The joint annual conference of the Gesellschaft für Medizinische Informatik, Biometrie und Epidemiologie (GMDS) e.V. and the Technologie- und Methodenplattform für die vernetzte medizinische Forschung (TMF) e.V. took place from 26 to 30 September 2021. Originally, this event was to be held in presence in Kiel and was therefore chaired by Prof. Dr. Björn Bergh (conference president GMDS) and Prof. Dr. Michael Krawczak (conference president TMF). However, due to the Corona pandemic, the conference was held 100% virtually – as already in 2020 – but this year with extended live parts from a conference studio on the premises of the Kiel Institute for Medical Statistics and Informatics.
The conference was officially opened on Monday morning by Prof. Bergh, Prof. Krawczak and Prof. Dr. Alfred Winter (President GMDS). This was followed by a welcoming address by the Schleswig-Holstein Minister of Education, Karin Prien, and a speech by the Chairman of the Board of the University Hospital Schleswig-Holstein (UKSH), Prof. Dr. Jens Scholz, who once again emphasised the importance of hospital digitisation.
In accordance with its motto “Digital Medicine – Discover, Understand, Heal”, the conference focused on the topics of digitalisation, big data, artificial intelligence and robotics. In the 23 lecture sessions and 15 workshops from the fields of medical informatics, biometrics/statistics, epidemiology and public health, an intensive exchange took place among the more than 670 participants.
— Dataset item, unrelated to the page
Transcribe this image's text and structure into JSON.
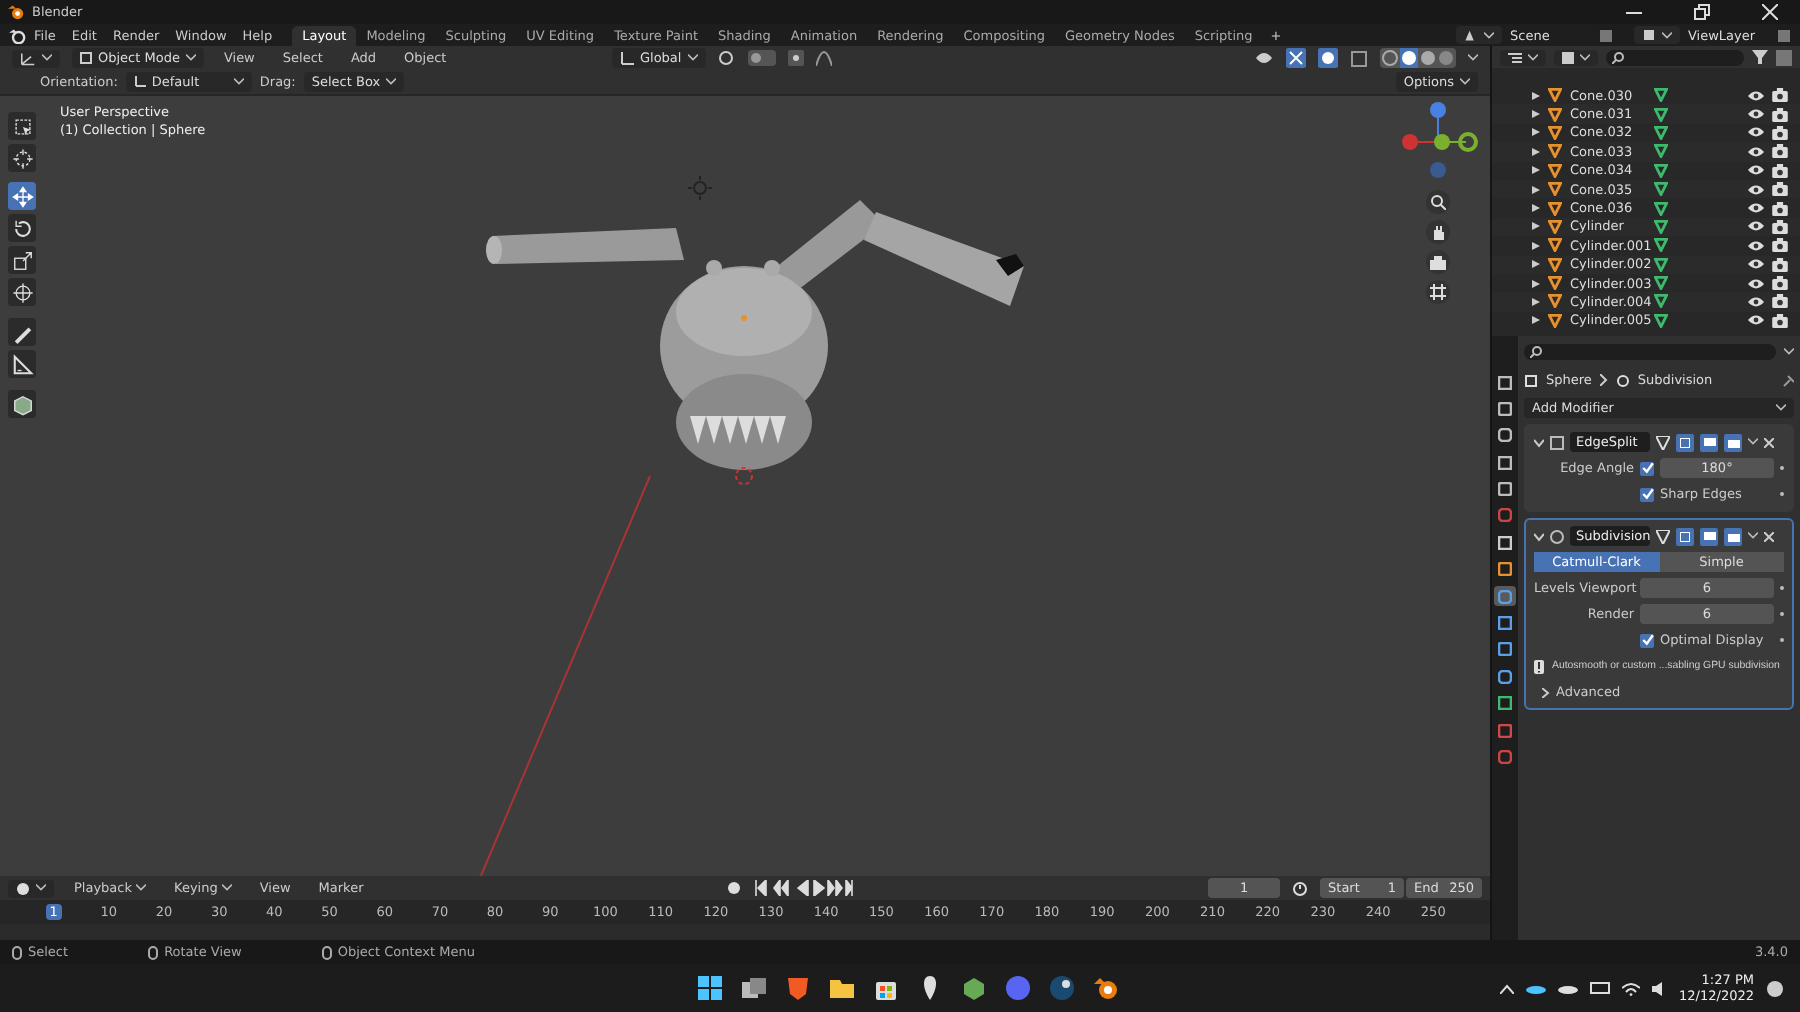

A total of 104 submitted contributions from a broad range of topics were presented in this setting; in the ePoster section, more than 50 exciting poster contributions from the various disciplines could be viewed.
Particularly current topics of broad interest were presented in the form of keynotes. First, Prof. Dr. Mirjam Kretzschmar (UMC Utrecht, NL) gave insights into the mathematical modelling of the Corona pandemic and presented recent findings from various working groups. Jordan Everson Ph.D. (Vanderbilt University Medical Center, Nashville, USA) spoke about his own research successes in the field of “Evolving Strategies for Measuring Digital Health”, highlighting ways to improve hospital measurement systems. Tuesday continued with contributions from Professor Enrico Coiera (Macquarie University Sydney, AUS) on “Artificial Intelligence in Medicine – The Implementation Challenge” and Prof. Dr. Jan Baumbach (University of Hamburg) on “Privacy-preserving Systems in Medicine”, who presented a Federal Learning System. On Wednesday morning, Friedelm Leverkus (Pfizer Germany) spoke on “Private-Public Cooperation in Research with Healthcare-Related Data”, including the Missing Data Crisis during the Corona Pandemic. In the evening, Professor Raymond Ng (University of British Columbia, Vancover) surprised the audience with exciting insights on “Natural Language Understanding Tools for Clinical Documents”. The last contribution on Thursday morning was made by Prof. Dr. Anne-Laure Boulesteix (LMU Munich) under the title “A replication crisis in methodological computational research?”. In the accompanying live talks, the conference presidents together with Prof. Winter, Prof. Schreiweis and other guests deepened the content of the lectures.
On Thursday afternoon the conference came to a successful conclusion with a summary by Prof. Bergh, Prof. Krawczak, Prof. Schreiweis and Prof. Winter and a musical contribution by the “GMDS Allstars”.
The organisers would like to thank all the experts for the great insights into their research areas. The reference to current international health policy issues once again impressively underlined the relevance of the topics of GMDS and TMF for medicine in Germany.